Question 1. (NS 2.5.5) Consider the standard basis E , and the basis B = {(1, 2, 3), (3, 2, 1), (0, 0, 1)} for R³.

(a) Compute the change of basis matrices [I]_B,E and [I]_E,B.

(b) Determine the matrices [T]_B,B, [T]_B,E , [T]_E,B , and [T]_E,E for the linear operator T on R³ given by T (a, b, c) = (6a + b, a - b - c, 2a - b + 2c).

Question 2. Let V be the vector space of all differentiable functions from R to R. Let B = {e^5t, e^5tcos t, e^5t sin t} and consider the subspace W = span(B) of V.

(a) Let D be the differentation operator (i.e., D(f (t)) = f'(t)) on W. Find the matrix representation [D]_B,B.
(b) Verify Theorem 2.41 (i.e., [Df]_B = [D]_B,B [f ]_B) for the input function f (t) = 3e^5t - e^5tcos t + 2e^5tsin t.
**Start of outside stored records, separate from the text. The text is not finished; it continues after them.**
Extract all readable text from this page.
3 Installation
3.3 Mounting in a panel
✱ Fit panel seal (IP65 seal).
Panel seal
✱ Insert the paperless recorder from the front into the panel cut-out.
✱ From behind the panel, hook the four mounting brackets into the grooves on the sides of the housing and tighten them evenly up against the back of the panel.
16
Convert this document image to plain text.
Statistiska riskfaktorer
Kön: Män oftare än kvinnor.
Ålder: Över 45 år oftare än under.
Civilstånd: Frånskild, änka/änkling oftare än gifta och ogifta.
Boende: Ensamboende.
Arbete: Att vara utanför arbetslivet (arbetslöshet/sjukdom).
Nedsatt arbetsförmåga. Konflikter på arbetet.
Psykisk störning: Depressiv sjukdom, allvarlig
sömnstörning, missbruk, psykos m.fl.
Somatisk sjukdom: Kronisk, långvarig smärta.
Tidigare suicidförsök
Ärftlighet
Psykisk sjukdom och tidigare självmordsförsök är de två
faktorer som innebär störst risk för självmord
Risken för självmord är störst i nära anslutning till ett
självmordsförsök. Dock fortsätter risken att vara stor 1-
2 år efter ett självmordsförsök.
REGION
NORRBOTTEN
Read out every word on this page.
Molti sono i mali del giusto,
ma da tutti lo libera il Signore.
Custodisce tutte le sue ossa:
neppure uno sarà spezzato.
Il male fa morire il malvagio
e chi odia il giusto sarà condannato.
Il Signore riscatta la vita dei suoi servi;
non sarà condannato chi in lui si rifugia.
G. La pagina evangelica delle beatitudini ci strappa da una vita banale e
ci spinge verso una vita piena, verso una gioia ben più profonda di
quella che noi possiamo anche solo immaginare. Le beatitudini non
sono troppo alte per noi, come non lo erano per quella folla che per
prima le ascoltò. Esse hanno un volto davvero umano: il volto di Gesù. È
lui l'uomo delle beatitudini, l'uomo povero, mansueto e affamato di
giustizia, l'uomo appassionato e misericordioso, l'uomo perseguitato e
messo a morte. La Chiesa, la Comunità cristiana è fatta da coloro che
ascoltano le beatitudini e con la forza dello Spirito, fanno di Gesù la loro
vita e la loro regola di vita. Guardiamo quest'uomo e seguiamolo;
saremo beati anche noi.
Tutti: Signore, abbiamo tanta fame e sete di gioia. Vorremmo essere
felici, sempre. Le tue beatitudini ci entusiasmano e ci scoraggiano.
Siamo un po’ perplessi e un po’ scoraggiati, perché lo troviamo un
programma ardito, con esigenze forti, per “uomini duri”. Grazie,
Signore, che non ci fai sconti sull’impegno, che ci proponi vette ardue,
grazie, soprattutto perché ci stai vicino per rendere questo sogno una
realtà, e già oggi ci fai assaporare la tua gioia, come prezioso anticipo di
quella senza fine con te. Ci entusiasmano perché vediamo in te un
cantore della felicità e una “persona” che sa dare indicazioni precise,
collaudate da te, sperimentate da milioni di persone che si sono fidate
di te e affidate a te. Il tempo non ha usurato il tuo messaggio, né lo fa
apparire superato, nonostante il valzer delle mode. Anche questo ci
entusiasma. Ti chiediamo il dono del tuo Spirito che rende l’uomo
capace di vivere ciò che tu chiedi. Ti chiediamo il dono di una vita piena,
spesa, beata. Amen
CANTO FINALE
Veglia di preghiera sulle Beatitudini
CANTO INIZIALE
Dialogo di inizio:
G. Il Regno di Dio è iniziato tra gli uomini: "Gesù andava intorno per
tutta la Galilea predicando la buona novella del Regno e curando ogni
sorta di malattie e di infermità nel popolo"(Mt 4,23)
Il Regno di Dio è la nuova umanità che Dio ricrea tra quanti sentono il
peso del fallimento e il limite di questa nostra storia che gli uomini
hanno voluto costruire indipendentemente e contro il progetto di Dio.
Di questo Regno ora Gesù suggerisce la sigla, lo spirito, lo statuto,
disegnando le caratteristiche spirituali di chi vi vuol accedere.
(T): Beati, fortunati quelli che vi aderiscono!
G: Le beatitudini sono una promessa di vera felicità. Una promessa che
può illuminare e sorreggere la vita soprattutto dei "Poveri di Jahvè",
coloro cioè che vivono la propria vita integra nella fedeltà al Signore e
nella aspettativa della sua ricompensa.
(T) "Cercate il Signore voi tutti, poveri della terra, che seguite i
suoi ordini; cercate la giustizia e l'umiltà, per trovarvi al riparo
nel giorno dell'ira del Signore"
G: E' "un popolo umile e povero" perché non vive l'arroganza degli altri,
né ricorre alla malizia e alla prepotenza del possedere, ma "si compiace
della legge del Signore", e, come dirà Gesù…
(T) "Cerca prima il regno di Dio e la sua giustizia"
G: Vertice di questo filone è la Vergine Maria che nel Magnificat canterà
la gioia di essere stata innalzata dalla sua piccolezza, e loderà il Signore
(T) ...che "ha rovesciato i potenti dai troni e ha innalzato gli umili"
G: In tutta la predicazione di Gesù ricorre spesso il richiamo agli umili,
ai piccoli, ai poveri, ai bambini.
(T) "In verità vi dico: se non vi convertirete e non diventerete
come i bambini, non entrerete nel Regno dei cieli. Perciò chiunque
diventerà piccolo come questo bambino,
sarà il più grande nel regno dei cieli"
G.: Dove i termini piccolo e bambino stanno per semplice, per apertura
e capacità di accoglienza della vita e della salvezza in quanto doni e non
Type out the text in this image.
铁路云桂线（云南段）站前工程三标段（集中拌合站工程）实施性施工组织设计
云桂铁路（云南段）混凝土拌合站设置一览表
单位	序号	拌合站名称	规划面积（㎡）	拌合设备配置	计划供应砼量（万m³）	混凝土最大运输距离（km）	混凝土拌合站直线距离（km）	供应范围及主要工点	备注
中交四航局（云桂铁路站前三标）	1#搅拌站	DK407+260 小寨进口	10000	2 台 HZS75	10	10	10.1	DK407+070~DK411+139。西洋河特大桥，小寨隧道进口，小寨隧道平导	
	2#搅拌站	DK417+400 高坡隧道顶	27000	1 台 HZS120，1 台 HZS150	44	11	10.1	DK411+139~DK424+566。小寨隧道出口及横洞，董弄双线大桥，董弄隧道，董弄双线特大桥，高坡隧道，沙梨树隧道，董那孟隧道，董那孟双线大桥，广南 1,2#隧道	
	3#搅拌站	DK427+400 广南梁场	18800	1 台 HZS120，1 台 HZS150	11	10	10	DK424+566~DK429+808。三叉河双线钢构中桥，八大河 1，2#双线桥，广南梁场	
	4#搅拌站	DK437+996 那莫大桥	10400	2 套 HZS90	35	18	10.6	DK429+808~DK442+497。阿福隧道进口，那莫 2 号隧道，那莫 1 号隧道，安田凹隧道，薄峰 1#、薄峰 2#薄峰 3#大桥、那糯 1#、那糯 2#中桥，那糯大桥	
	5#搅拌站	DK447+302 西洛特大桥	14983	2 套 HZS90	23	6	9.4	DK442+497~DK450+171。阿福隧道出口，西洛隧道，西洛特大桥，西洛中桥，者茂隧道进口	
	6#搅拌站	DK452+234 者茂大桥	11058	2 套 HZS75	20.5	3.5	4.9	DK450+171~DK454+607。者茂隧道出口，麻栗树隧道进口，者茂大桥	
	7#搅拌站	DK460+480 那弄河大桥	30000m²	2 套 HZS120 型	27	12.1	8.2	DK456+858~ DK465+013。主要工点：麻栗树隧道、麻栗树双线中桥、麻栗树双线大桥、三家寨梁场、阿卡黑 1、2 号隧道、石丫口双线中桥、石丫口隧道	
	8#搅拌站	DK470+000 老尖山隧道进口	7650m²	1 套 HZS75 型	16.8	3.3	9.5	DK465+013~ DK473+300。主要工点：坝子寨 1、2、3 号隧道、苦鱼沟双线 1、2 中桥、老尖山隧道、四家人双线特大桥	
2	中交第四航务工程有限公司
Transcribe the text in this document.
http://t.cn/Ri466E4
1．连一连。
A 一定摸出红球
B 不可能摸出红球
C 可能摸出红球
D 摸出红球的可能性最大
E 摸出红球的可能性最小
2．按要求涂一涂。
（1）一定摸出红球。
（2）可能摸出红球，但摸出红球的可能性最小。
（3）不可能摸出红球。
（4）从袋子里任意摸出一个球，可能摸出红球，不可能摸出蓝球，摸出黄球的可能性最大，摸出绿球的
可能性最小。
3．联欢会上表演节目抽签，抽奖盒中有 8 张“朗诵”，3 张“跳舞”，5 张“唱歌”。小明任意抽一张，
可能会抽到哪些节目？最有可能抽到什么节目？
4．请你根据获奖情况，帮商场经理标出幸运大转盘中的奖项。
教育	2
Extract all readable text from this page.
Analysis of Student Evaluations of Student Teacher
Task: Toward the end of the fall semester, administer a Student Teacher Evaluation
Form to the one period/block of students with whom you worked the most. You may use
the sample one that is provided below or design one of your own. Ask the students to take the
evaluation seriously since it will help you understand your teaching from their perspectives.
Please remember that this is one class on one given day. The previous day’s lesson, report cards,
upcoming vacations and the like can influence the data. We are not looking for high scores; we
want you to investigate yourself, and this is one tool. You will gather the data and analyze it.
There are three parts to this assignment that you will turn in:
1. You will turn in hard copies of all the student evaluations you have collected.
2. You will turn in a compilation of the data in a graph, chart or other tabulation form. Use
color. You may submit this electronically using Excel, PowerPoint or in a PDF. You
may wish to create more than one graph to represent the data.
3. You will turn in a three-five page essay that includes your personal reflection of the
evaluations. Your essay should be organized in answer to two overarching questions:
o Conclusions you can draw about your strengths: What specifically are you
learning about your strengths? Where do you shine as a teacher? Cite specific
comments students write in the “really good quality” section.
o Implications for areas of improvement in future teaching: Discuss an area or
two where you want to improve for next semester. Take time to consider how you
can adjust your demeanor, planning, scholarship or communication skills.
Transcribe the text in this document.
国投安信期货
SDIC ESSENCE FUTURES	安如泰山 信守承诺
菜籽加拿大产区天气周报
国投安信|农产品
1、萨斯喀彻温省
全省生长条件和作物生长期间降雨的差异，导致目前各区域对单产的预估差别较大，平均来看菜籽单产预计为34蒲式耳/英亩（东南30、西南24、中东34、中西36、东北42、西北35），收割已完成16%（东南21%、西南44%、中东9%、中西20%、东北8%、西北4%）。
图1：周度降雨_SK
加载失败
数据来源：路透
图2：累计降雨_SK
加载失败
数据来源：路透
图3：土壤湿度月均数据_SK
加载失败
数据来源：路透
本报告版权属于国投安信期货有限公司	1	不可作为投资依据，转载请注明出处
Question 3. (variation on NS 2.5.6) Let B := {u₁, . . . , u_n} and C := {v₁, . . . , v_n} be ordered bases for a vector space V . Let T be a linear operator on V defined by Tu₁ = v₁, . . . , Tu_nv_n. Show that [T]_B,B = [I ]_B,C.
(Note. There is a typo in the statement of this problem in the book.)

Question 4. Let A and B be square matrices. Prove or disprove each of the following:
(a) If A is equivalent to B, then A² is equivalent to B².
(b) If A is similar to B, then A² is similar to B².